TriLakes Extra October 2015READ ONLINE
Informal group continues open performancesOriginally Published October 13, 2013 at 12:00 a.m.
Updated October 11, 2013 at 4:31 p.m.
Led by True Alisandre, left, seated, an informal group of performers play percussion instruments, many homemade, every Sunday evening at Adair Park in Hot Springs. Calling themselves the Rhythmic Interactive Percussion, the group improvises music and invites people walking by to join them in creating rhythms that Alisandre said relax and revitalize the performers and their audience.
HOT SPRINGS — The group starts gathering each Sunday about 5:30 p.m. in Kenneth Adair Memorial Park, a shady space between two of the buildings across Central Avenue from Bathhouse Row in Hot Springs.
One of the first to get there is True Alisandre. He brings drums, bells and a collection of drumsticks, along with a strange assortment of things he finds that will make a sound when you shake, strike or bang them together.
“These are called agogo bells, and I know you have heard this,” Alisandre says, as he hits two bells, the smaller
on top and the larger below, both attached by what looks like the bend of a coat hanger. The sound they make and the rhythm he played were instantly recognizable as a Latin beat.
He has a collection of African drums of various sizes, along with maracas, bells and tambourines.
“And this,” he said as he began to play, “is a plastic jar.”
There were pieces of bamboo of varying lengths to knock together and two pieces of tailpipe Alisandre said he found at an intersection in west Little Rock.
Soon, some of his friends arrived at the park carrying drums, 5-gallon plastic buckets and a small wooden box. Soon Alisandre set a beat of 1-2-3-4, and the informal group was playing together. The beat was the same, but the players took different directions with their own improvisations.
“I called this the Rhythmic Interactive Percussion, or RIP,” Alisandre said. “By joining and listening to the gathering, we put more focus, intention and love into the time we’re present than you might in playing with a band or in a typical drum circle.”
Sean Dole of Hot Springs proudly played on his 6-gallon Tupperware trash can.
“I have been playing with the group off and on all summer,” he said. “It is a good release and a source of positive time. It is a great way to end the weekend and get the week started.”
Members of the group, which change almost every week, try to get together every Sunday evening. Alisandre said they will play outside as long as the good weather lasts. The members are looking around for a place to perform indoors once winter arrives.

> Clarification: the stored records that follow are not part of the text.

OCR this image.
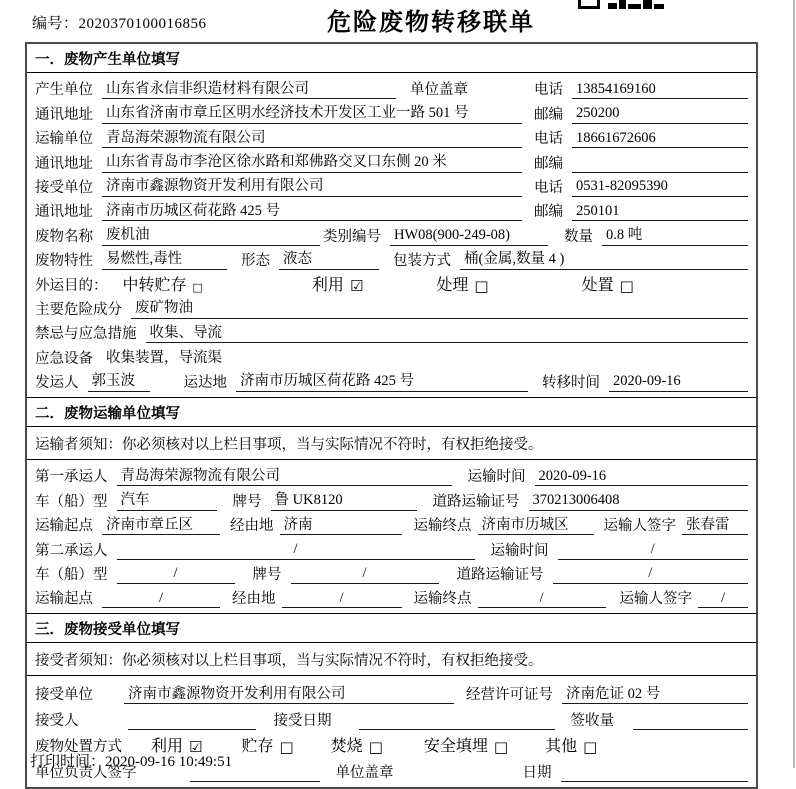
编号：2020370100016856	危险废物转移联单
一．废物产生单位填写
产生单位 山东省永信非织造材料有限公司	单位盖章	电话 13854169160
通讯地址 山东省济南市章丘区明水经济技术开发区工业一路 501 号	邮编 250200
运输单位 青岛海荣源物流有限公司	电话 18661672606
通讯地址 山东省青岛市李沧区徐水路和郑佛路交叉口东侧 20 米	邮编
接受单位 济南市鑫源物资开发利用有限公司	电话 0531-82095390
通讯地址 济南市历城区荷花路 425 号	邮编 250101
废物名称 废机油	类别编号 HW08(900-249-08)	数量 0.8 吨
废物特性 易燃性,毒性	形态 液态	包装方式 桶(金属,数量 4 )
外运目的： 中转贮存 □	利用 ☑	处理 □	处置 □
主要危险成分 废矿物油
禁忌与应急措施 收集、导流
应急设备 收集装置，导流渠
发运人 郭玉波	运达地 济南市历城区荷花路 425 号	转移时间 2020-09-16
二．废物运输单位填写
运输者须知：你必须核对以上栏目事项，当与实际情况不符时，有权拒绝接受。
第一承运人 青岛海荣源物流有限公司	运输时间 2020-09-16
车（船）型 汽车	牌号 鲁 UK8120	道路运输证号 370213006408
运输起点 济南市章丘区	经由地 济南	运输终点 济南市历城区	运输人签字 张春雷
第二承运人	/	运输时间	/
车（船）型	/	牌号	/	道路运输证号	/
运输起点	/	经由地	/	运输终点	/	运输人签字	/
三．废物接受单位填写
接受者须知：你必须核对以上栏目事项，当与实际情况不符时，有权拒绝接受。
接受单位	济南市鑫源物资开发利用有限公司	经营许可证号 济南危证 02 号
接受人	接受日期	签收量
废物处置方式	利用 ☑ 贮存 □ 焚烧 □	安全填埋 □ 其他 □
单位负责人签字	单位盖章	日期
打印时间：2020-09-16 10:49:51
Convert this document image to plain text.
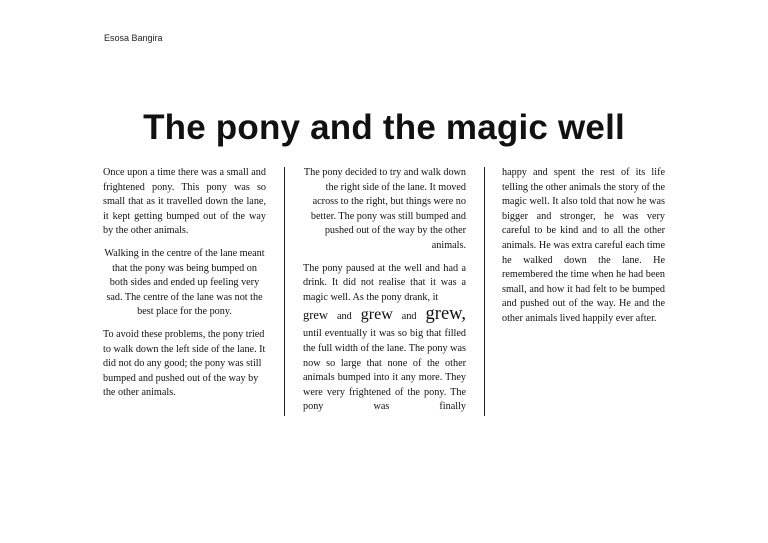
Esosa Bangira
The pony and the magic well

Once upon a time there was a small and frightened pony. This pony was so small that as it travelled down the lane, it kept getting bumped out of the way by the other animals.

Walking in the centre of the lane meant that the pony was being bumped on both sides and ended up feeling very sad. The centre of the lane was not the best place for the pony.

To avoid these problems, the pony tried to walk down the left side of the lane. It did not do any good; the pony was still bumped and pushed out of the way by the other animals.

The pony decided to try and walk down the right side of the lane. It moved across to the right, but things were no better. The pony was still bumped and pushed out of the way by the other animals.

The pony paused at the well and had a drink. It did not realise that it was a magic well. As the pony drank, it
grew and grew and grew,
until eventually it was so big that filled the full width of the lane. The pony was now so large that none of the other animals bumped into it any more. They were very frightened of the pony. The pony was finally

happy and spent the rest of its life telling the other animals the story of the magic well. It also told that now he was bigger and stronger, he was very careful to be kind and to all the other animals. He was extra careful each time he walked down the lane. He remembered the time when he had been small, and how it had felt to be bumped and pushed out of the way. He and the other animals lived happily ever after.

Some of the members of the group, including Alisandre, have been meeting and playing together in Hot Springs for years.
“Some people used to do this at Gulpa Gorge back in the 1990s, but I have been trying to play every Sunday evening for the last couple of years,” he said. “We played at the Star Gazer and then moved to Adair Park. This has been the best time here in the park.”
Just as the group is informal but regular, so are the audience and some of the performers the gathering attracts.
“After dark, the fire dancers will come, and poi ball artists, belly dancers and hula-hoopers,” Alisandre said. “The people come to watch, dance, even play with us. People are always invited to get to a drum or take something in their hands and play along.”
Almost on cue, three young people arrived who seemed to have been there before. They took seats with the players and took a couple of drums and joined in. Soon they were invited to take the beat, and the rest of the group played along.
“On Tuesday night, we joined someone here at the park who had a guitar,” said Charley Graves, who was playing a large conga drum with drumsticks. “After listening to him for a while, we joined in and just spontaneously created music. It was a great impromptu moment.”
Graves had musical training at school and played with his high school band for a couple of years.
Alisandre said he and Graves sometimes come to the park and talk to people moving past.
“Charley and I will make spontaneous music for the people walking down the street or around the park,” Alisandre said. “I’ll talk to some kids and play a rhythm that I think goes with their name.”
The RIP program also travels to schools sometimes, where Alisandre said he tells students about rhythm and does improvisations with the children playing along.
Alisandre said his musical training was actually in voice, but he took up drums years ago.
One of the players who who has been a regular at the gatherings over the past few weeks is David Draper.
“I’m a sound engineer for overdubs for music and television,” he said. “I’m around music all the time, but I don’t get to play. This is a good time. It’s good to be around the group and not deal with the commercialization of music, just make it. It’s great.”
A family of tourists came by as it began to get dark. A small boy, in a stroller pushed by his mother, seemed to become excited by the playing. As they entered the park, Alisander offered the child a pair of small maracas and showed him how to shake them. The band switched to the rhythm of the boy’s “playing,” and the proud parents videoed the session.
Draper said the music inspired by the child was an example of how the group plays. He said the child-like excitement and lack of form brought him peace.
“We are often worried about the past and fearful of the future, so we forget the present,” he said. “But this playing is in the moment. It is something happening now, and you don’t have to think at all, just enjoy.”